Background: Network generation tools coupled with chemical reaction rules have been mainly developed for synthesis planning and more recently for metabolic engineering. Using the same core algorithm, these tools apply a set of rules to a source set of compounds, stopping when a sink set of compounds has been produced. When using the appropriate sink, source and rules, this core algorithm can be used for a variety of applications beyond those it has been developed for.

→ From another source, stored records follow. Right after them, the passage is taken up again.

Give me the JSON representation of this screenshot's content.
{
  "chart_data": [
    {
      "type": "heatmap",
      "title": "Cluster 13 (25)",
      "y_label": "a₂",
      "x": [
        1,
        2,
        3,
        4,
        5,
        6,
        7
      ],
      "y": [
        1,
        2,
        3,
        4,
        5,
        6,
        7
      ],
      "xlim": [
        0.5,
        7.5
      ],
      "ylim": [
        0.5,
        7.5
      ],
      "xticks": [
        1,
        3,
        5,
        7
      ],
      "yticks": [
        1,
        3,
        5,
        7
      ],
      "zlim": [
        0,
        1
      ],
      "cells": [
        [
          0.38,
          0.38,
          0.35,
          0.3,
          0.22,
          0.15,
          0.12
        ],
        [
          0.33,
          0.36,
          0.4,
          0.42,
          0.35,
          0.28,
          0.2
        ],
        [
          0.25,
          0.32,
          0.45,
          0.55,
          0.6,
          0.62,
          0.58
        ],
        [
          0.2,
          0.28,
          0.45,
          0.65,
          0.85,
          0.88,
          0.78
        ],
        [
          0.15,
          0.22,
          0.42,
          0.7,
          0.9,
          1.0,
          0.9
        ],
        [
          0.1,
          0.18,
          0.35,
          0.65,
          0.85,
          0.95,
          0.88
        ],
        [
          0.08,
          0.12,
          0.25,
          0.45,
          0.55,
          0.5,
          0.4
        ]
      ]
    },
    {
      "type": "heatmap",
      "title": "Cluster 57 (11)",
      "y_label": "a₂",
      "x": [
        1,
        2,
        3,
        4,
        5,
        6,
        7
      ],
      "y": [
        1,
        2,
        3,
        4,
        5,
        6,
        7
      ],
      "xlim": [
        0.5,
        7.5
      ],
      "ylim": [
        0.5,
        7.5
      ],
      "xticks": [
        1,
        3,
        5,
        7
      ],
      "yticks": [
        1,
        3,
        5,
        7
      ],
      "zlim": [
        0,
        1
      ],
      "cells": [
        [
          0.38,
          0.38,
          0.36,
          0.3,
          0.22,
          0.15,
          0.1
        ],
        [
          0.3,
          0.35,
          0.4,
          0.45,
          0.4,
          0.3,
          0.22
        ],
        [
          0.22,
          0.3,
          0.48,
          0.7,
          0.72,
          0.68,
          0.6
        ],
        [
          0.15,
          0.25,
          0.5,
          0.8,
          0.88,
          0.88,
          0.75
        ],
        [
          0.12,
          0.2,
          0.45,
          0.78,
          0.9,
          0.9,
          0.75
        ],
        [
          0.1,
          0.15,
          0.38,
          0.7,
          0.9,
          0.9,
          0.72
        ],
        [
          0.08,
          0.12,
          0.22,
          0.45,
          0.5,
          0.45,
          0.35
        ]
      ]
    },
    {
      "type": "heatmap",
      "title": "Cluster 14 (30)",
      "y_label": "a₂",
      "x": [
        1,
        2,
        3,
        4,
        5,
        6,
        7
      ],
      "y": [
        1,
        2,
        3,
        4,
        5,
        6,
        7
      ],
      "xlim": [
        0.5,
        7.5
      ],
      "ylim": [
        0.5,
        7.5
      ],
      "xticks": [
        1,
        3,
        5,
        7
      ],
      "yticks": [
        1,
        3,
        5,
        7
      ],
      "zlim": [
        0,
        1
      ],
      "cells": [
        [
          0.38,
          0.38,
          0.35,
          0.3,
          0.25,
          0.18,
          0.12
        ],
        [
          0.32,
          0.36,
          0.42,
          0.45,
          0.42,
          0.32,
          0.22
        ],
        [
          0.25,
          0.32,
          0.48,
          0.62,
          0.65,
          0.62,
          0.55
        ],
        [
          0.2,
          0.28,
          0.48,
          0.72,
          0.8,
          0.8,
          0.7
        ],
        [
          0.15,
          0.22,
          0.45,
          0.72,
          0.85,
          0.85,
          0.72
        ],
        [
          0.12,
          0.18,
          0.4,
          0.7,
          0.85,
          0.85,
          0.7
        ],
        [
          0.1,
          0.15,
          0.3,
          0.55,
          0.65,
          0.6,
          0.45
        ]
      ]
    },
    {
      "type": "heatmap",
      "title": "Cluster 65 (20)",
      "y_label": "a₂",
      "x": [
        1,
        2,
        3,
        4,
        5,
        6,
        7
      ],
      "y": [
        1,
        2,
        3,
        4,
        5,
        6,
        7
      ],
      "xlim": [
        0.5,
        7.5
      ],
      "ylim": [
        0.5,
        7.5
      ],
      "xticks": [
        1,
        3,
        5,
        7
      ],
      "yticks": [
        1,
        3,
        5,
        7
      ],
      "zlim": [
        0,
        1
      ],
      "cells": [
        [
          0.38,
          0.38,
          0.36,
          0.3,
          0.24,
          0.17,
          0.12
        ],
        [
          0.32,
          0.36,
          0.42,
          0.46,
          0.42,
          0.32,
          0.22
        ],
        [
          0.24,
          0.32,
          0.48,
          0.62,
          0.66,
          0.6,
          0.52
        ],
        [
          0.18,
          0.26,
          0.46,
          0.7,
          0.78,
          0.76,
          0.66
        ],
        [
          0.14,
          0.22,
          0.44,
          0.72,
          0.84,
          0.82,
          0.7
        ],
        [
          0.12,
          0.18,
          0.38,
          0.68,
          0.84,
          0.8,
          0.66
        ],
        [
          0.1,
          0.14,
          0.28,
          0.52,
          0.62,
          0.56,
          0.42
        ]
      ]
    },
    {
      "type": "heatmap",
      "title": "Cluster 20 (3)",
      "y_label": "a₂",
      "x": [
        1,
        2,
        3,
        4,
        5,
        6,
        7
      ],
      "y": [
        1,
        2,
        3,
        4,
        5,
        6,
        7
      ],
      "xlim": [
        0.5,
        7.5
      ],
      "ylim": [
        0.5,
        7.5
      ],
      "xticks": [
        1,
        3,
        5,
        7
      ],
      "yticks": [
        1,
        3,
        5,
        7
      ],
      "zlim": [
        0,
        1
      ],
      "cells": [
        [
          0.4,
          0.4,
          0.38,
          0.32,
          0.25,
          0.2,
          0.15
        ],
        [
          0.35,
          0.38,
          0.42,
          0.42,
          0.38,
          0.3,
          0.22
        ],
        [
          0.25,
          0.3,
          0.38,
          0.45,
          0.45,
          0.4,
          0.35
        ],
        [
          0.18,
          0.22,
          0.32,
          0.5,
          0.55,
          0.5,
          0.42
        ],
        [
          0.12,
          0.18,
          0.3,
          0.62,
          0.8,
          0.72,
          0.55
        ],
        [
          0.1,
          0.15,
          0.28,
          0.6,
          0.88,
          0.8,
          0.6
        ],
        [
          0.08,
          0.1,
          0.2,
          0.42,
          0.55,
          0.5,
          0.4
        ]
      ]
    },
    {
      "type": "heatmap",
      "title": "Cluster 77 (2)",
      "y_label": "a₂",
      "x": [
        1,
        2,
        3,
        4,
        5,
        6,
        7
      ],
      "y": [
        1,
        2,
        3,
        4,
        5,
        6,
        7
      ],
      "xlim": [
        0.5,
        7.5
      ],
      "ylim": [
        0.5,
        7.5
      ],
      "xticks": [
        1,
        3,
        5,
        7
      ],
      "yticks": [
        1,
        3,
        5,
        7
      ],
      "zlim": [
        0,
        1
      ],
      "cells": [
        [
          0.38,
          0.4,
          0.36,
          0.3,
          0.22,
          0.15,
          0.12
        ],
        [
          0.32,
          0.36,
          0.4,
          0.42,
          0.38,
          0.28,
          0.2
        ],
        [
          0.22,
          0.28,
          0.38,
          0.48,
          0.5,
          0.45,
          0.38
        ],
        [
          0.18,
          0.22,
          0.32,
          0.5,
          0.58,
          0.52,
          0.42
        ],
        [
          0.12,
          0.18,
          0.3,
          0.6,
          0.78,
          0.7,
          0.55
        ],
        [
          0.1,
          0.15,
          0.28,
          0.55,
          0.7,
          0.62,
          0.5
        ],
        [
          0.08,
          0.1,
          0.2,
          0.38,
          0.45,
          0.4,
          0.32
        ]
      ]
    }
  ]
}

Results:Here, we showcase the use of the open source workflow RetroPath2.0. First, we mathematically prove that we can generate all structural isomers of a molecule using a reduced set of reaction rules. We then use this enumeration strategy to screen the chemical space around a set of monomers and predict their glass transition temperatures, as well as around aminoglycosides to search structures maximizing antibacterial activity. We also perform a screening around aminoglycosides with enzymatic reaction rules to ensure biosynthetic accessibility. We finally use our workflow on an E. coli model to complete E. coli metabolome, with novel molecules generated using promiscuous enzymatic reaction rules. These novel molecules are searched on the MS spectra of an E. coli cell lysate interfacing our workflow with OpenMS through the KNIME Analytics Platform.
Conclusion:We provide an easy to use and modify, modular, and open-source workflow. We demonstrate its versatility through a variety of use cases including molecular structure enumeration, virtual screening in the chemical space, and metabolome completion. Because it is open source and freely available on MyExperiment.org, workflow community contributions should likely expand further the features of the tool, even beyond the use cases presented in the paper.